The Deputy of St. Peter :

Is the resource plan in-house or will you have to go outside for it?

 

Acting Director, Jersey Property Holdings:

At the moment in-house but if required then we may have to go externally.

 

The Connétable of St. Mary :

When we will have a decision as to the future use of Cyril Le Marquand House, either as a refurbishment or as a site?

 

Director, Growth, Housing and Environment:

There are plans now being developed for that to be a housing site but there are currently negotiations in terms of making the site a bit bigger. We will hopefully have something that will be going to planning, or at least in principle going to planning, in the autumn. Sooner rather than later, I think, is the

 

The Connétable of St. Mary :

That is the one that people keep asking questions about.

 

Ms. M. Scott :

I just have one question. You say you are working with a developer on the Concerto system to get columns, so what has been the general remit of the instructions to the developer?
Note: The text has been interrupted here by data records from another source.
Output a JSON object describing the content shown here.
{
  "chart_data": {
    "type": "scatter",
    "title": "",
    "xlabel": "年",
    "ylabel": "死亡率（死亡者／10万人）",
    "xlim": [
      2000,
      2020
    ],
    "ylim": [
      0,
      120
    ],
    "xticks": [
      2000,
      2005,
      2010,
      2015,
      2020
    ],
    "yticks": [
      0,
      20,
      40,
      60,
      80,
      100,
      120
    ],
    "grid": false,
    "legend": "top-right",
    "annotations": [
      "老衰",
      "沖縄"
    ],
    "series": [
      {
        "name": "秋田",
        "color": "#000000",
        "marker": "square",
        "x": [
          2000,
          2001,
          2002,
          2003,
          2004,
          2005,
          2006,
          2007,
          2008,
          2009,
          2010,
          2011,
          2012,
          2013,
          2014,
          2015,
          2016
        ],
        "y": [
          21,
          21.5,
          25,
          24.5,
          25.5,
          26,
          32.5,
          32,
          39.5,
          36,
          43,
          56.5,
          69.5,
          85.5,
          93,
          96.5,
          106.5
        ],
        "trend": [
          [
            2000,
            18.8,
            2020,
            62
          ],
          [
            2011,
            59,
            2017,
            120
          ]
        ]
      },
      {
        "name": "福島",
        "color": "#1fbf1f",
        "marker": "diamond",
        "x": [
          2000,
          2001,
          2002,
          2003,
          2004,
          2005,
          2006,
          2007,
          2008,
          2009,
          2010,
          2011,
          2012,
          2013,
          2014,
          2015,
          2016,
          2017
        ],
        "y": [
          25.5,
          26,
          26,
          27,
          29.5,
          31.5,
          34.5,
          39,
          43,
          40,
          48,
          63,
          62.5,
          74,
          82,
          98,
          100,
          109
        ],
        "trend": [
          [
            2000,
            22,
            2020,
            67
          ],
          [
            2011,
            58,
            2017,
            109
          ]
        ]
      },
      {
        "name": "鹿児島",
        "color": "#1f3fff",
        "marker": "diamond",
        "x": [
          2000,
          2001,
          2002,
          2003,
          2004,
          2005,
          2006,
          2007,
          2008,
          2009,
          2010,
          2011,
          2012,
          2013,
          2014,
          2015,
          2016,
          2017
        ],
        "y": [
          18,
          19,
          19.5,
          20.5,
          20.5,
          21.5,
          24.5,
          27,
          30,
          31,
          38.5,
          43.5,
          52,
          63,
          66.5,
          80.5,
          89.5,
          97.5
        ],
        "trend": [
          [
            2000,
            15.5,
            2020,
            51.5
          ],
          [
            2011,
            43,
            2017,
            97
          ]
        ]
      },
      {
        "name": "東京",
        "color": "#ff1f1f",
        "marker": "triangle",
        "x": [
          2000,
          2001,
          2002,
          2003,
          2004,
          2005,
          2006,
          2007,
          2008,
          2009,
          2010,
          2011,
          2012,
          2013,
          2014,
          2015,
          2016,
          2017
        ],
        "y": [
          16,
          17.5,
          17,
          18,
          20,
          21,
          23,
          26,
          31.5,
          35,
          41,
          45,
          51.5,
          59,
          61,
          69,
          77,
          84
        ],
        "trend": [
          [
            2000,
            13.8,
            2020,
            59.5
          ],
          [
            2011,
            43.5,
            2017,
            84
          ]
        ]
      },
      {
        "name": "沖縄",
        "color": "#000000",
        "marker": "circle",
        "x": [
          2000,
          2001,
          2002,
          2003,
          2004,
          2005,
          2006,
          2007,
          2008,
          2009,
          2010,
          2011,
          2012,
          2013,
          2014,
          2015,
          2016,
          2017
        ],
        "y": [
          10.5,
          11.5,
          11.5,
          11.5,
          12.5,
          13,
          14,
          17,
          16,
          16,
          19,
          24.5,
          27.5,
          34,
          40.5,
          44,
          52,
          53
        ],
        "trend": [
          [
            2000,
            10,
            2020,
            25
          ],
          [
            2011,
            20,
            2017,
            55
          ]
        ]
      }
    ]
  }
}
What are you asking them at the moment to do?

 

Acting Director, Jersey Property Holdings:

I am not the project manager. I do not want that to sound like cop out but as we evolve the role of the corporate landlord we understand more and more about the information that we need to capture. That has been fed back to the development team. We are very clear of the remit which is to be able to give me a universal register of information based on best practice for corporate landlord functions. They have a list of what we expect. They report in terms of their ability to deliver and are effectively ticking off the requirements.

 

Ms. M. Scott :

It is just that recently Concerto was identified as an award-winning system and it sounds like it is not adequate for your purposes. Is that true?

 

Acting Director, Jersey Property Holdings:

It is clearly adequate for our purposes.

 

Ms. M. Scott :

Right, but you are not clear whether it has the foundations and that so okay, that is fine. I will leave it there, thank you.

 

Senator S.C. Ferguson:

Okay, thank you very much indeed, gentlemen. The session is now over, you can escape.